Ils sont curieux de savoir ce que le public pensait d’eux, de leur musique, de leur concert et de ce qui pouvait se dire d’eux.
Ils acceptent de se confronter à la critique.
Oui, ce n’est pas une confrontation, mais ils acceptent de recevoir des critiques. A moi, avec mes connaissances de «l’âme humaine » de veiller à ce que tout se passe bien. J’observe beaucoup le public et je fais attention à ce que les questions ne soient pas trop intrusives. Et parfois, les artistes refusent de répondre, ce qui est leur liberté absolue.
Comment choisis-tu tes artistes ? Est-ce que certains ont refusé ? Est-ce que d’autres t’ont sollicité ?
Je suis pas mal sollicitée. Un groupe a refusé parce qu’ils ont eu peur des questions. Ils étaient super partants, mais ils ont préféré dire non, parce qu’ils pensaient que c’était moi qui avais préparé les questions. Ce qui n’est pas du tout le cas. Par contre, je travaille en amont avec le groupe sur des anecdotes par ex, pour éviter les blancs et relancer la discussion en cas de besoin.

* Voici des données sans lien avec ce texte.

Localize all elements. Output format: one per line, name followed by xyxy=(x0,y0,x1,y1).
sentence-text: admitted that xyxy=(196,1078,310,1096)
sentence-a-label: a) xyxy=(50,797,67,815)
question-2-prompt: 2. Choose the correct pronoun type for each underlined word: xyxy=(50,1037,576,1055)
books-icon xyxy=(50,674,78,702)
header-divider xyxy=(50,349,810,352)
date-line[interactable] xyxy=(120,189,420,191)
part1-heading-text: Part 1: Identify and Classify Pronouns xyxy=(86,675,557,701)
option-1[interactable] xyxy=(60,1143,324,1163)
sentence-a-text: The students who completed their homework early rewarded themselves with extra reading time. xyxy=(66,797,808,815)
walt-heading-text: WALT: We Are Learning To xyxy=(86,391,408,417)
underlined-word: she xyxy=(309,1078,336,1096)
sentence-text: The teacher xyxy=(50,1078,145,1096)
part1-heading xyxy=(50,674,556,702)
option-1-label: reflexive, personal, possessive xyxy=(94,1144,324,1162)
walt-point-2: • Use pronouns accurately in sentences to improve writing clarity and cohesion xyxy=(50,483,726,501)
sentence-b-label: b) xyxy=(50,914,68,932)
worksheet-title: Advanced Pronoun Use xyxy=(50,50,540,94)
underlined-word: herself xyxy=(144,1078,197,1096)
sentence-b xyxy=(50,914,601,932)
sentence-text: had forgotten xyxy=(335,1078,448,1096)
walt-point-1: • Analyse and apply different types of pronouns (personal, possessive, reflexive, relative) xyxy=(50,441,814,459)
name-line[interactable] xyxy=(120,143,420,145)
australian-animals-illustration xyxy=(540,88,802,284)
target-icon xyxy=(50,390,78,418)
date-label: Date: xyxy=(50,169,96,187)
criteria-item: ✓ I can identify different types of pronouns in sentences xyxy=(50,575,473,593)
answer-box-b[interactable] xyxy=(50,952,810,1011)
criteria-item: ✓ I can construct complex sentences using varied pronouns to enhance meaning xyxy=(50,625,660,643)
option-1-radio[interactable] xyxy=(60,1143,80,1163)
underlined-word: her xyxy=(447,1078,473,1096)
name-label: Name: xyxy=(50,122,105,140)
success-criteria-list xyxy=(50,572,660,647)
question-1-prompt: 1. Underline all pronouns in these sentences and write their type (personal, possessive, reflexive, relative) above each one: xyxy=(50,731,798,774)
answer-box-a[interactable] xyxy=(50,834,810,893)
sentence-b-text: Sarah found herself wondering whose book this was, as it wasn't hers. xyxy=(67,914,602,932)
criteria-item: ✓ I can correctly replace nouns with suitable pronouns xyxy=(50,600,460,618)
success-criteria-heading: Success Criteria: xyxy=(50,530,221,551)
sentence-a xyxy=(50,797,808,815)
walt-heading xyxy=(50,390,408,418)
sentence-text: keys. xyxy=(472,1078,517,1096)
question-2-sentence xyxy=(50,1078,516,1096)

Quel est le modèle de ta structure et quel est ton modèle économique ?
J’ai une structure pro, puisque j’accompagne des gens en thérapie, et c’est elle qui me couvre au niveau des assurances pour le moment.
Etant donné que je dépense beaucoup plus d’argent que je n’en gagne avec ce concept, j’ai décidé de fonder une association, qui s’appellera l’Asso de Mado pour faire simple. J’attends le retour de la préfecture pour qu’elle soit finalisée.

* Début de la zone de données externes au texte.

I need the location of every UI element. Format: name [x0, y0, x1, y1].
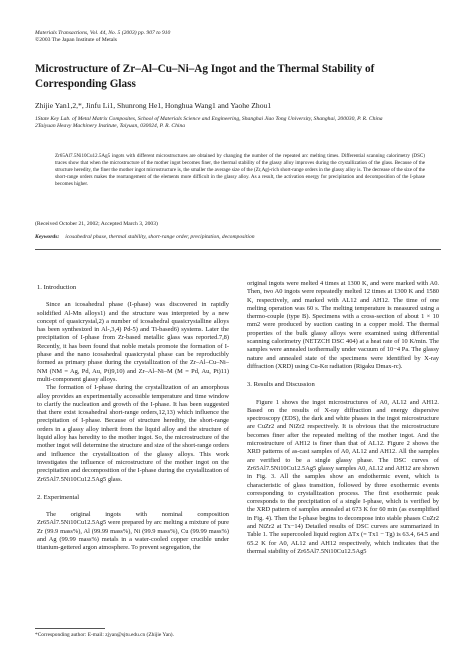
keywords-text: icosahedral phase, thermal stability, short-range order, precipitation, decomposition	[65, 234, 255, 240]
intro-paragraph: Since an icosahedral phase (I-phase) was discovered in rapidly solidified Al-Mn alloys1) and the structure was interpreted by a new concept of quasicrystal,2) a number of icosahedral quasicrystalline alloys has been synthesized in Al-,3,4) Pd-5) and Ti-based6) systems. Later the precipitation of I-phase from Zr-based metallic glass was reported.7,8) Recently, it has been found that noble metals promote the formation of I-phase and the nano icosahedral quasicrystal phase can be reproducibly formed as primary phase during the crystallization of the Zr–Al–Cu–Ni–NM (NM = Ag, Pd, Au, Pt)9,10) and Zr–Al–Ni–M (M = Pd, Au, Pt)11) multi-component glassy alloys.	[37, 301, 229, 383]
received-dates: (Received October 21, 2002; Accepted March 3, 2003)	[35, 221, 158, 227]
affiliations	[35, 116, 445, 130]
abstract: Zr65Al7.5Ni10Cu12.5Ag5 ingots with different microstructures are obtained by changing the number of the repeated arc melting times. Differential scanning calorimetry (DSC) traces show that when the microstructure of the mother ingot becomes finer, the thermal stability of the glassy alloy improves during the crystallization of the glass. Because of the structure heredity, the finer the mother ingot microstructure is, the smaller the average size of the (Zr,Ag)-rich short-range orders in the glassy alloy is. The decrease of the size of the short-range orders makes the rearrangement of the elements more difficult in the glassy alloy. As a result, the activation energy for precipitation and decomposition of the I-phase becomes higher.	[55, 153, 425, 187]
section-heading-introduction: 1. Introduction	[37, 284, 77, 291]
experimental-paragraph: The original ingots with nominal composition Zr65Al7.5Ni10Cu12.5Ag5 were prepared by arc melting a mixture of pure Zr (99.9 mass%), Al (99.99 mass%), Ni (99.9 mass%), Cu (99.99 mass%) and Ag (99.99 mass%) metals in a water-cooled copper crucible under titanium-gettered argon atmosphere. To prevent segregation, the	[37, 511, 229, 552]
header-divider	[35, 249, 441, 250]
journal-header	[35, 30, 170, 44]
intro-paragraph: The formation of I-phase during the crystallization of an amorphous alloy provides an experimentally accessible temperature and time window to clarify the nucleation and growth of the I-phase. It has been suggested that there exist icosahedral short-range orders,12,13) which influence the precipitation of I-phase. Because of structure heredity, the short-range orders in a glassy alloy inherit from the liquid alloy and the structure of liquid alloy has heredity to the mother ingot. So, the microstructure of the mother ingot will determine the structure and size of the short-range orders and influence the crystallization of the glassy alloys. This work investigates the influence of microstructure of the mother ingot on the precipitation and decomposition of the I-phase during the crystallization of Zr65Al7.5Ni10Cu12.5Ag5 glass.	[37, 384, 229, 483]
affiliation-2: 2Taiyuan Heavy Machinery Institute, Taiyuan, 030024, P. R. China	[35, 123, 186, 129]
affiliation-1: 1State Key Lab. of Metal Matrix Composites, School of Materials Science and Engineering, Shanghai Jiao Tong University, Shanghai, 200030, P. R. China	[35, 116, 383, 122]
journal-citation: Materials Transactions, Vol. 44, No. 5 (2003) pp. 907 to 910	[35, 30, 171, 36]
author-list: Zhijie Yan1,2,*, Jinfu Li1, Shunrong He1, Honghua Wang1 and Yaohe Zhou1	[35, 101, 272, 110]
keywords	[35, 234, 255, 240]
keywords-label: Keywords:	[35, 234, 60, 240]
results-paragraph: Figure 1 shows the ingot microstructures of A0, AL12 and AH12. Based on the results of X-ray diffraction and energy dispersive spectroscopy (EDS), the dark and white phases in the ingot microstructure are CuZr2 and NiZr2 respectively. It is obvious that the microstructure becomes finer after the repeated melting of the mother ingot. And the microstructure of AH12 is finer than that of AL12. Figure 2 shows the XRD patterns of as-cast samples of A0, AL12 and AH12. All the samples are verified to be a single glassy phase. The DSC curves of Zr65Al7.5Ni10Cu12.5Ag5 glassy samples A0, AL12 and AH12 are shown in Fig. 3. All the samples show an endothermic event, which is characteristic of glass transition, followed by three exothermic events corresponding to crystallization process. The first exothermic peak corresponds to the precipitation of a single I-phase, which is verified by the XRD pattern of samples annealed at 673 K for 60 min (as exemplified in Fig. 4). Then the I-phase begins to decompose into stable phases CuZr2 and NiZr2 at Tx−14) Detailed results of DSC curves are summarized in Table 1. The supercooled liquid region ΔTx (= Tx1 − Tg) is 63.4, 64.5 and 65.2 K for A0, AL12 and AH12 respectively, which indicates that the thermal stability of Zr65Al7.5Ni10Cu12.5Ag5	[247, 398, 439, 555]
copyright-line: ©2003 The Japan Institute of Metals	[35, 37, 117, 44]
section-heading-experimental: 2. Experimental	[37, 493, 80, 501]
left-column	[37, 284, 229, 553]
corresponding-author-footnote: *Corresponding author: E-mail: zjyan@sjtu.edu.cn (Zhijie Yan).	[35, 632, 174, 638]
paper-title: Microstructure of Zr–Al–Cu–Ni–Ag Ingot and the Thermal Stability of Corresponding Glass	[35, 63, 375, 90]
section-heading-results: 3. Results and Discussion	[247, 381, 315, 389]
experimental-continuation: original ingots were melted 4 times at 1300 K, and were marked with A0. Then, two A0 ingots were repeatedly melted 12 times at 1300 K and 1580 K, respectively, and marked with AL12 and AH12. The time of one melting operation was 60 s. The melting temperature is measured using a thermo-couple (type B). Specimens with a cross-section of about 1 × 10 mm2 were produced by suction casting in a copper mold. The thermal properties of the bulk glassy alloys were examined using differential scanning calorimetry (NETZCH DSC 404) at a heat rate of 10 K/min. The samples were annealed isothermally under vacuum of 10−4 Pa. The glassy nature and annealed state of the specimens were identified by X-ray diffraction (XRD) using Cu-Kα radiation (Rigaku Dmax-rc).	[247, 280, 439, 370]
footnote-divider	[35, 628, 105, 629]
right-column	[247, 280, 439, 556]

Quel est le bilan que tu tires de toutes ces sessions à titre personnel ?
J’ai rencontré des gens superbes d’autres un peu moins. J’ai été confrontée à des trucs pas terribles mais qui m’ont fait grandir et poussées à me professionnaliser et donc à monter une asso.

On peut parler de ces « choses négatives » ?

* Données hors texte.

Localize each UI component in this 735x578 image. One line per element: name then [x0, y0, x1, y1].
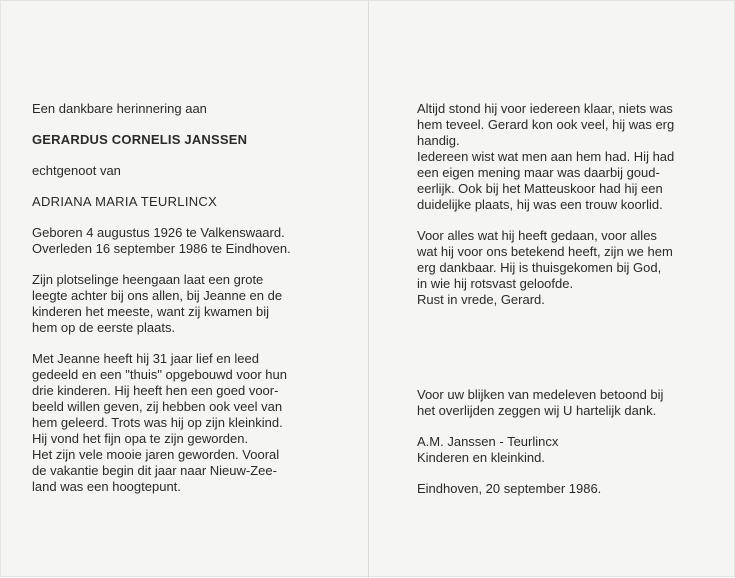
signatory-family: Kinderen en kleinkind.: [417, 450, 545, 465]
text-line: Voor alles wat hij heeft gedaan, voor alles: [417, 228, 657, 243]
text-line: gedeeld en een "thuis" opgebouwd voor hun: [32, 367, 287, 382]
text-line: het overlijden zeggen wij U hartelijk dank.: [417, 403, 657, 418]
left-paragraph-2: [32, 351, 332, 495]
text-line: kinderen het meeste, want zij kwamen bij: [32, 304, 270, 319]
text-line: Zijn plotselinge heengaan laat een grote: [32, 272, 264, 287]
text-line: Altijd stond hij voor iedereen klaar, niets was: [417, 101, 673, 116]
thanks-paragraph: [417, 387, 707, 419]
spouse-label: echtgenoot van: [32, 163, 121, 178]
text-line: Met Jeanne heeft hij 31 jaar lief en leed: [32, 351, 259, 366]
text-line: beeld willen geven, zij hebben ook veel van: [32, 399, 283, 414]
text-line: drie kinderen. Hij heeft hen een goed voor-: [32, 383, 279, 398]
text-line: Hij vond het fijn opa te zijn geworden.: [32, 431, 249, 446]
intro-line: Een dankbare herinnering aan: [32, 101, 207, 116]
card-fold: [368, 1, 369, 578]
right-paragraph-2: [417, 228, 707, 308]
text-line: hem op de eerste plaats.: [32, 320, 176, 335]
text-line: erg dankbaar. Hij is thuisgekomen bij God,: [417, 260, 662, 275]
deceased-name: GERARDUS CORNELIS JANSSEN: [32, 132, 248, 147]
left-paragraph-1: [32, 272, 332, 336]
text-line: hem teveel. Gerard kon ook veel, hij was erg: [417, 117, 675, 132]
right-paragraph-1: [417, 101, 707, 213]
text-line: land was een hoogtepunt.: [32, 479, 181, 494]
signature-block: [417, 434, 707, 466]
text-line: Rust in vrede, Gerard.: [417, 292, 545, 307]
spouse-name: ADRIANA MARIA TEURLINCX: [32, 194, 218, 209]
text-line: eerlijk. Ook bij het Matteuskoor had hij een: [417, 181, 663, 196]
place-date: Eindhoven, 20 september 1986.: [417, 481, 602, 496]
text-line: Voor uw blijken van medeleven betoond bij: [417, 387, 664, 402]
text-line: Het zijn vele mooie jaren geworden. Vooral: [32, 447, 280, 462]
text-line: hem geleerd. Trots was hij op zijn kleinkind.: [32, 415, 283, 430]
text-line: in wie hij rotsvast geloofde.: [417, 276, 574, 291]
text-line: de vakantie begin dit jaar naar Nieuw-Zee-: [32, 463, 277, 478]
text-line: leegte achter bij ons allen, bij Jeanne en de: [32, 288, 283, 303]
text-line: wat hij voor ons betekend heeft, zijn we hem: [417, 244, 673, 259]
signatory-name: A.M. Janssen - Teurlincx: [417, 434, 559, 449]
text-line: een eigen mening maar was daarbij goud-: [417, 165, 660, 180]
right-page: [417, 101, 707, 497]
left-page: [32, 101, 332, 495]
text-line: handig.: [417, 133, 460, 148]
birth-line: Geboren 4 augustus 1926 te Valkenswaard.: [32, 225, 285, 240]
text-line: duidelijke plaats, hij was een trouw koorlid.: [417, 197, 663, 212]
death-line: Overleden 16 september 1986 te Eindhoven.: [32, 241, 291, 256]
text-line: Iedereen wist wat men aan hem had. Hij had: [417, 149, 675, 164]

Je me suis faite agresser sur deux festivals parce que des personnes voulaient voir « Les Apéros Metal du 77 » et pensaient que j’avais piqué l’idée de L’Empreinte. J’ai gentiment expliqué que les deux projets sont différents, que le nom « Apéros Metal » est libre de droit et que tout le monde peut l’utiliser. Cela m’a amenée, en accord avec l’Empreinte, puisque je suis aussi partenaire de leur structure, de changer de nom. J’ai commencé à communiquer sur les Réseaux Sociaux avec le nom « Apéro Metal du 91 – The Secret Of Band » pour que les gens voient bien la différence et je pense glisser vers « The Secret Of Band » tout simplement.
L’idée n’est pas de se battre, mais de vraiment créer une communauté. Communauté que j’aimerais voir se développer en France et pourquoi pas en Espagne. Il y a un groupe espagnol qui m’a contacté parce qu’ils adorent le concept.
Quel groupe et quel artiste aimerais-tu avoir pour tes prochaines interventions ?
Metallica bien sûr ! (rires) ainsi que Nine Inch Nails et Rob Zombie ! Mais là, on n’est plus du tout sur la scène émergeante.
Que veux-tu ajouter que j’aurais dû te demander et que je ne t’ai pas demandé ?
Comment évolue mon projet ? J’arrête mon partenariat avec la MJC de Savigny sur Orge, et je suis en discussion avec une autre salle. Je vais continuer à étendre le concept dans le sud et en Bretagne. Il y a même des groupes qui me contactent pour faire des Apéros Metal en direct. C’est génial parce que ça ne s’est jamais fait.
J’ai des tas d’autres projets, mais ça on en reparlera une autre fois.